Выбрать главу

— Я ничего не продаю. Кроме, может быть, родины, но это нелегко: большая конкуренция. Так откуда же ты узнал, кто такой Вебер?

Липсис поджал губы. Потом неожиданно ухмыльнулся:

— Не стану отвечать, поскольку ответ может быть использован против меня. Да ты и сам понимаешь. Я, естественно, понял и лишь кивнул.

— Ну а чем я могу заменить тебе Северина?

— Не заменить. Но помочь в том, что ему не под силу. Мы с ним уже говорили об этом. Он не может.

— Не может — чего?

— Объясню чуть позже. Так, сразу — против правил хорошего тона. Сперва поговорим о том о сем, как здоровье, как бизнес, как что — а уж потом…

Мы обождали, пока официант устанавливал еду на столе. Затем я поинтересовался:

— Ты уверен, что не ошибся адресом? Я здесь двадцать лет не был… Чем же я-по сути чужестранец — могу тебе способствовать?

— Ты не был, верно, — согласился он. — Но Салах Китоби приезжал, не так уж давно. А вы с ним — старые приятели, не так ли?

— Встречались в свое время, — ответил я осторожно.

— Вот именно, — сказал он. — Встречались. А мне вот не пришлось. Но тем не менее у меня есть к нему рекомендации. И будь он здесь — помог бы мне. А раз его нет — я полагаю, не откажешь ты. Хотя бы ради моего давнего знакомства — с ним и с тобою.

— Интересно… — Я попытался проговорить это слово как можно более неопределенно. — А могу ли я полюбопытствовать, у кого ты получил эти рекомендации?

Он помолчал, разрезая румяный кусок мяса и накладывая на него капустный ломтик. Прожевал. И спросил медленно, словно размышляя:

— Фамилия Акимов тебе говорит что-нибудь?

Она говорила мне очень многое.

— Ну, допустим… я знаю человека, который так называется.

— Генерала Акимова.

— Именно его я имел в виду, — подтвердил я. — Выходит, ты и с ним встречался? Ты знаком, похоже, со всем светом.

— Нет, — ответил он. — Не встречался. Но должен увидеться. А сейчас у меня найдется, конечно, рекомендация — если угодно, могу предъявить.

Хотя сомневаюсь, чтобы тебе хватило времени ее прочесть. Прекрасное мясо. А у тебя как?

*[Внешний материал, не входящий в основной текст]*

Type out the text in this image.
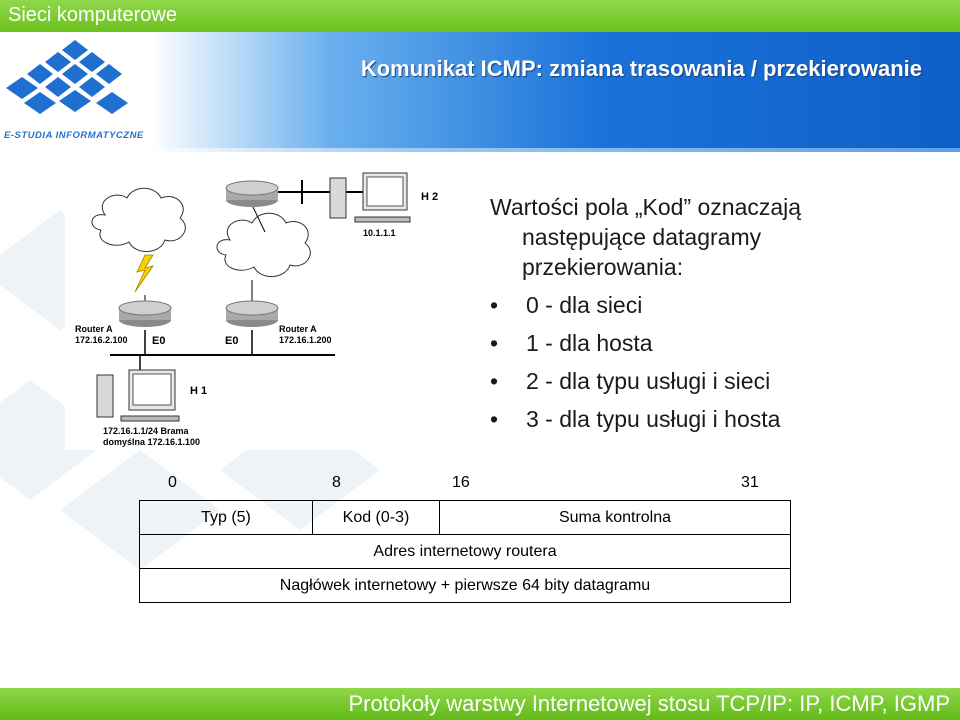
Sieci komputerowe
Komunikat ICMP: zmiana trasowania / przekierowanie
E-STUDIA INFORMATYCZNE
H 2
10.1.1.1
Router A
172.16.2.100
Router A
172.16.1.200
E0	E0
H 1
172.16.1.1/24 Brama
domyślna 172.16.1.100
Wartości pola „Kod” oznaczają
następujące datagramy
przekierowania:
• 0 - dla sieci
• 1 - dla hosta
• 2 - dla typu usługi i sieci
• 3 - dla typu usługi i hosta
0	8	16	31
Typ (5)	Kod (0-3)	Suma kontrolna
Adres internetowy routera
Nagłówek internetowy + pierwsze 64 bity datagramu
Protokoły warstwy Internetowej stosu TCP/IP: IP, ICMP, IGMP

— Неплохо, — сказал я, проглатывая очередной кусочек баранины. — Здесь пристойно готовят. Так ты говоришь — не смогу прочесть? Она у тебя что — на иврите? (Вообще-то это не составило бы для меня больших затруднений. Однако у меня были ведь и другие способы проверить его полномочия. Так что я решил не нажимать чрезмерно.) — Я переведу, — Изя полез было в карман.

— Зачем же? Поверю тебе на слово. И если помочь тебе действительно в моих силах…

— Сможешь, сможешь.

— Что же тебе требуется?

— Приглашение на сегодняшний прием в известном тебе посольстве.

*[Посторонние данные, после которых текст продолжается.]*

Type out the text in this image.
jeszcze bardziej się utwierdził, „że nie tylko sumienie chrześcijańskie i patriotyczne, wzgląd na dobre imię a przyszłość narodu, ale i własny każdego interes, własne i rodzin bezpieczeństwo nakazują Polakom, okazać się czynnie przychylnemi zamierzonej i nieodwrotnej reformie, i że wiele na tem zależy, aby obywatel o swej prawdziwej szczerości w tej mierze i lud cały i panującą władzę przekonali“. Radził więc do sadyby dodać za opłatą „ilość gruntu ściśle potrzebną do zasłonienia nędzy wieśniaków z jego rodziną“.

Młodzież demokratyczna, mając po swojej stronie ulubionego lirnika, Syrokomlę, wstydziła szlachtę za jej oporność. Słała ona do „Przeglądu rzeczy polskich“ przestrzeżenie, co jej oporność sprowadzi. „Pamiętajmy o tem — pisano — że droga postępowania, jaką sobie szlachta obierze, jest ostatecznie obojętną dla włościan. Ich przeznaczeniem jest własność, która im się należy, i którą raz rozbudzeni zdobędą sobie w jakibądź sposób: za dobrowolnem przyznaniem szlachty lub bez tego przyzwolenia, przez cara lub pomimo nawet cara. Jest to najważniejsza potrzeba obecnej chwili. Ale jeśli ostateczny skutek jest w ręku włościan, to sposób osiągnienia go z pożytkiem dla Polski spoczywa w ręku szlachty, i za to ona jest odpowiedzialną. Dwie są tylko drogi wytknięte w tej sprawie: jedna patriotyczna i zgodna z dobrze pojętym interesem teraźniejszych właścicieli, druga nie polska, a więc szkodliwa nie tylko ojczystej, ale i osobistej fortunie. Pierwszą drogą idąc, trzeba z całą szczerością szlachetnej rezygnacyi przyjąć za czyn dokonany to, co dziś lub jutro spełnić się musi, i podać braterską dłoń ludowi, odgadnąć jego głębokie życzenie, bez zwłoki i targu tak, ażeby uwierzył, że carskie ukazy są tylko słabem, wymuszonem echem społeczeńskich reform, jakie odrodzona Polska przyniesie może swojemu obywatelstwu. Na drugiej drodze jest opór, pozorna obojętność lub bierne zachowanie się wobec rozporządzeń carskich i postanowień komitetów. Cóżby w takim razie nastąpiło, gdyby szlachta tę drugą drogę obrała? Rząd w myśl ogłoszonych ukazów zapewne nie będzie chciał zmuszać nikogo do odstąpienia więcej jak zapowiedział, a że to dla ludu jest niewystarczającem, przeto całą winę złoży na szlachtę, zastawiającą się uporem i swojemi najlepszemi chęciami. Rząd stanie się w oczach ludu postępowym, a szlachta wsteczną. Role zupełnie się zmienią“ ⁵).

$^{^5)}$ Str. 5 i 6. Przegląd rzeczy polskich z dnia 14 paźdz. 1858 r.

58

— Ничего себе! — воскликнул я. — Губа не дура. Может, тебе достать еще и пропуск на Программный съезд партии азороссов? А еще что?

— Пропуск не нужен, — сказал Изя, явно наслаждаясь ситуацией. — Поскольку он у меня есть. Запасся. И имею все основания в этом съезде участвовать. А вот относительно нынешнего приема вовремя не был информирован. И потому прошу твоего содействия.

— А не лучше было бы уладить все через ваше посольство?

— Если бы в запасе было еще две недели, я так и сделал бы. Но прием состоится сегодня… Черт, они холодные! — это относилось уже к иракским голубцам.

— Так и полагается.

— Мой промах… Надеюсь, на приеме не придется так опростоволоситься.

— Значит, ты обязательно должен там быть?

— Я обязательно должен там быть.

— Вижу, ты сильно полюбил мусульман.

— Фу! — Изя, казалось, чуть не подавился.

— Сказать такое о еврее!

— Тогда зачем? Что у Израиля общего с шейхом Абу Мансуром?

— Может быть, больше, чем ты думаешь. — Он прищурил глаз. — Жили же иудеи некогда в Хайбаре, что не так уж далеко от Медины, крестьянствовали вместе с арабами, что исповедовали Закон Моисея, — пока халиф Умар не переселил иудеев в Сирию…

Станет он учить меня истории!

— Рассказывают, Пророк перед смертью предупредил, что ислам и иудаизм не могут одновременно существовать в Аравии.

Он, однако, не смутился:

— А мы и не собираемся в Аравию. Только этого нам не хватало! Но дело вовсе не в наших межгосударственных отношениях. Мы ведь будем поддерживать именно того претендента, в котором заинтересованы они — и ты, по-моему, тоже.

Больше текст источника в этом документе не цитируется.